Great video in linear space point of view. One naive question: can we make use of Lanczos algorithm such that we can pick up the most significant eigenvalues for approximation in order to circumvent the full diagonalization of the whole large matrix?

Prof.Steve, Thanks for your explanations. But what is the difference between the POD and SVD for aerodynamics analyeses?

Why is the X matrix n by m but your SVD written out for X as m by n matrix?

Shouldn't u vectors be row vectors? How do you multiply column vector with another column vector in other matrix?

Hello, I can't find a way to compress all my images into one X matrix, the only examples I've seen are for doing SVD for one image at a time. How do I make one X matrix from images please?

Great lectures. Thanks so much. Kind of hard to distinguish the m's and n's sometimes. Hoped you'd use some other letters :D

Wow, you are really good teacher.

others : "wow great explanation thanks for the lsson"
me : how is this man writing perfectly backwards onto thin air ?
mr bruton : I'm glad the green screen, glass board, and $1000 dollars of adobe products really paid off

Hello, do we pass the U, S or VT as input into the SINDy algorithm or we pass in the approximation of X gotten using the U,S and VT?

What if u = 2x2 matrix, and V a 3x3 matrix. Then how would you calculate that outer product uV

thank u so much sir, very helpful

i had some time to accept 1:22 conclusion, since if i understood you right, we have n vector space, in which our data can be, so it should be okay to use the whole n vectors of U as new basis, unless we want dimensionality reduction and not just matrix decomposition, or i'm just missing something?

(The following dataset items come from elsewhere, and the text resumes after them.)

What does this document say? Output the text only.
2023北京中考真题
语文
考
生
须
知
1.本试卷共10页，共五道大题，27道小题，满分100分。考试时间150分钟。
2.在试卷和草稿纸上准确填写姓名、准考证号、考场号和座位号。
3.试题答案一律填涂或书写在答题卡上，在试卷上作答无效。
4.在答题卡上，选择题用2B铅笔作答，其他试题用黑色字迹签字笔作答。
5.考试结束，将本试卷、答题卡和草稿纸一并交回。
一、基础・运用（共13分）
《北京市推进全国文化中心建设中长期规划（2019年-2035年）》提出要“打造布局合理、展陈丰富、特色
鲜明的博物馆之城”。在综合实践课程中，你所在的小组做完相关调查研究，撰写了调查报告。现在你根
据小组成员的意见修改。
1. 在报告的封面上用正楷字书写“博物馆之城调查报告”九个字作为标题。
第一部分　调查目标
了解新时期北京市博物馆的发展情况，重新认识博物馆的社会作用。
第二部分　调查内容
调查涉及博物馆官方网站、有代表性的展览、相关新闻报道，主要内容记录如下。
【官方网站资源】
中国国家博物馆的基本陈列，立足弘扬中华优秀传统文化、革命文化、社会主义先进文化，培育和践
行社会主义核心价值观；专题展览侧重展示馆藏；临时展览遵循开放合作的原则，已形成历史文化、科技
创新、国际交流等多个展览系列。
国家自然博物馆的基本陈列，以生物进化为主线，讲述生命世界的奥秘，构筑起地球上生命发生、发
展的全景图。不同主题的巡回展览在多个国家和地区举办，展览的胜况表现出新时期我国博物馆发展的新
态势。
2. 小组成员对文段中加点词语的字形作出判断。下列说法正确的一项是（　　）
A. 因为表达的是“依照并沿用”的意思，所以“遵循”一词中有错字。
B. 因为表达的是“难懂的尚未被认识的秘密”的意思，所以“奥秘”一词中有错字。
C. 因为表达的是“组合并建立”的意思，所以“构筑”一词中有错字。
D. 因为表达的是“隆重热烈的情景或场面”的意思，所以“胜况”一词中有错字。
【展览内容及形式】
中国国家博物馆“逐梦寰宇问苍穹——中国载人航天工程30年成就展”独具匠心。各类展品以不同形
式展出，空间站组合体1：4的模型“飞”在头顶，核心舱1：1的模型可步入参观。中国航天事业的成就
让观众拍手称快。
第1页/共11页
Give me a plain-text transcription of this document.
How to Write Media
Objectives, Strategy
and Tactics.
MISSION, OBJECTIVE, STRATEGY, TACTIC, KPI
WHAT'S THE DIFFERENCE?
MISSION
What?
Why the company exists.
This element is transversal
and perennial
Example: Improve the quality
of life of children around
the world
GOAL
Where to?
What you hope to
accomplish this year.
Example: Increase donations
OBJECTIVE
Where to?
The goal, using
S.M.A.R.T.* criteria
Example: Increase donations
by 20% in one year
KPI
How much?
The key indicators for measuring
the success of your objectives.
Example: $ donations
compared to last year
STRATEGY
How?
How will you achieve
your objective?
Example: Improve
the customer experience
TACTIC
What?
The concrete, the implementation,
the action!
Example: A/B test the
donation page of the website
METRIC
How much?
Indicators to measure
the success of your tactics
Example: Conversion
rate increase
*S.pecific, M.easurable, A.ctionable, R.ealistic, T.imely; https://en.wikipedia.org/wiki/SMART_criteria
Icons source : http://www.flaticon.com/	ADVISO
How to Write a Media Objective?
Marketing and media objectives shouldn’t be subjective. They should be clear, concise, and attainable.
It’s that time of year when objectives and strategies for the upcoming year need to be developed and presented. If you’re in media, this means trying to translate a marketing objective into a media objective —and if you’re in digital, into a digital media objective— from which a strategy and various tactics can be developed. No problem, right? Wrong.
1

Is the economy SVD not also an approximation of X? (Since we lose some columns of U)

what if we change our norm. is this remain the best approximation or not?

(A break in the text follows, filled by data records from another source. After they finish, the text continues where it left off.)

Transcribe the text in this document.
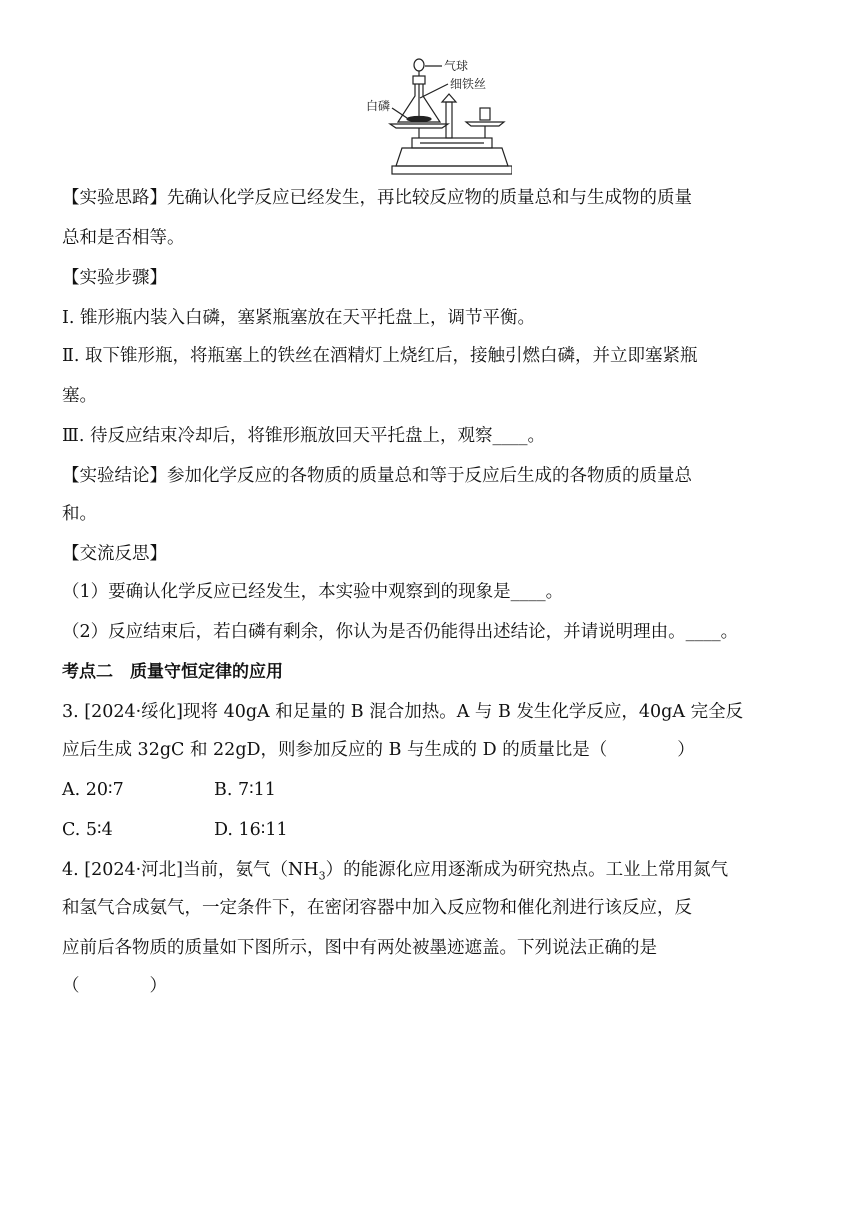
气球
细铁丝
白磷
【实验思路】先确认化学反应已经发生，再比较反应物的质量总和与生成物的质量
总和是否相等。
【实验步骤】
Ⅰ. 锥形瓶内装入白磷，塞紧瓶塞放在天平托盘上，调节平衡。
Ⅱ. 取下锥形瓶，将瓶塞上的铁丝在酒精灯上烧红后，接触引燃白磷，并立即塞紧瓶
塞。
Ⅲ. 待反应结束冷却后，将锥形瓶放回天平托盘上，观察____。
【实验结论】参加化学反应的各物质的质量总和等于反应后生成的各物质的质量总
和。
【交流反思】
（1）要确认化学反应已经发生，本实验中观察到的现象是____。
（2）反应结束后，若白磷有剩余，你认为是否仍能得出述结论，并请说明理由。____。
考点二　质量守恒定律的应用
3. [2024·绥化]现将 40gA 和足量的 B 混合加热。A 与 B 发生化学反应，40gA 完全反
应后生成 32gC 和 22gD，则参加反应的 B 与生成的 D 的质量比是（　　　　）
A. 20∶7	B. 7∶11
C. 5∶4	D. 16∶11
4. [2024·河北]当前，氨气$(NH_3)$的能源化应用逐渐成为研究热点。工业上常用氮气
和氢气合成氨气，一定条件下，在密闭容器中加入反应物和催化剂进行该反应，反
应前后各物质的质量如下图所示，图中有两处被墨迹遮盖。下列说法正确的是
（　　　　）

I'm confused with the T-transpose notation. Dose the SVD of X give U*Sigma* V, for which you manually have to transpose V afterwards, or does the SVD of X give you U*Sigma*V-transpose, such that the SVD transposes V for you automatically upon completion of its calculation.

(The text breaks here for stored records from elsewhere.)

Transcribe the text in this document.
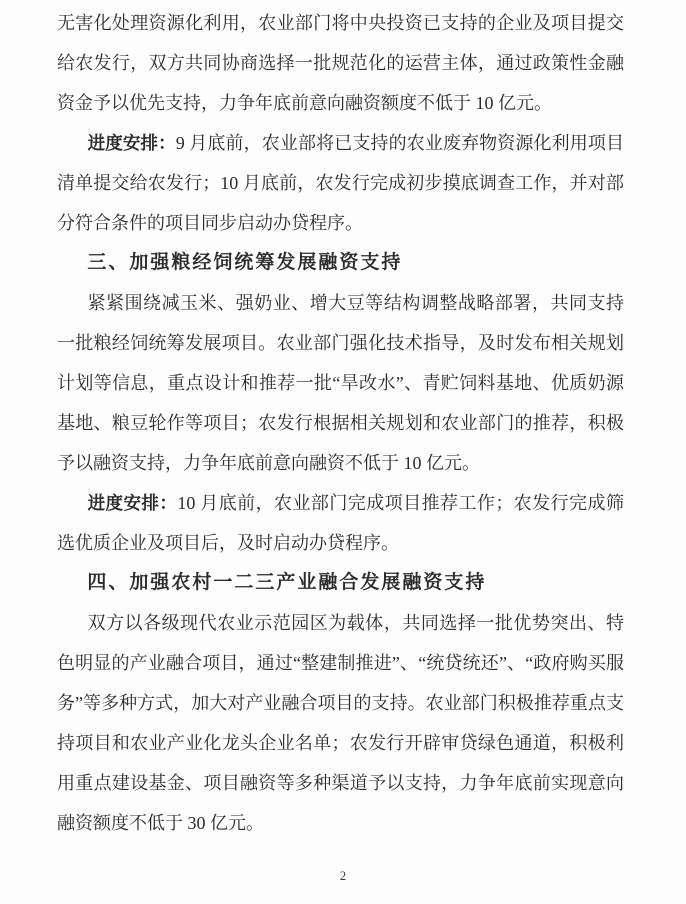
无害化处理资源化利用，农业部门将中央投资已支持的企业及项目提交给农发行，双方共同协商选择一批规范化的运营主体，通过政策性金融资金予以优先支持，力争年底前意向融资额度不低于 10 亿元。

进度安排：9 月底前，农业部将已支持的农业废弃物资源化利用项目清单提交给农发行；10 月底前，农发行完成初步摸底调查工作，并对部分符合条件的项目同步启动办贷程序。

三、加强粮经饲统筹发展融资支持

紧紧围绕减玉米、强奶业、增大豆等结构调整战略部署，共同支持一批粮经饲统筹发展项目。农业部门强化技术指导，及时发布相关规划计划等信息，重点设计和推荐一批“旱改水”、青贮饲料基地、优质奶源基地、粮豆轮作等项目；农发行根据相关规划和农业部门的推荐，积极予以融资支持，力争年底前意向融资不低于 10 亿元。

进度安排：10 月底前，农业部门完成项目推荐工作；农发行完成筛选优质企业及项目后，及时启动办贷程序。

四、加强农村一二三产业融合发展融资支持

双方以各级现代农业示范园区为载体，共同选择一批优势突出、特色明显的产业融合项目，通过“整建制推进”、“统贷统还”、“政府购买服务”等多种方式，加大对产业融合项目的支持。农业部门积极推荐重点支持项目和农业产业化龙头企业名单；农发行开辟审贷绿色通道，积极利用重点建设基金、项目融资等多种渠道予以支持，力争年底前实现意向融资额度不低于 30 亿元。

2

I am interested in knowing what software he is using to write.

incredible!

What happens when m >> n ? Does something change in all that has been said?

found this hard to follow without teaching any ways to think of this intuitively.

I wish i was his student during my college days ,my grades had been improved ..

Such a lucid explanation! A question though : If I do an SVD on this toy matrix X = [1, 2; 1,2], then the second singular value is zero as expected. But if I am unable to reconstruct X using sigma1*U1*V1^T, i.e. just the first singular value (The matrix is reconstructed as [1, -2; 1 -2]). But if I add an infinitesimal noise to X though, it works. Is this a well documented numerical issue?

if the U columns after m dont matter .. why is U unique ?

Wow superb!

@11:08 his face when he said Frobenius norm xD

why could he write in mirror image? Amazing!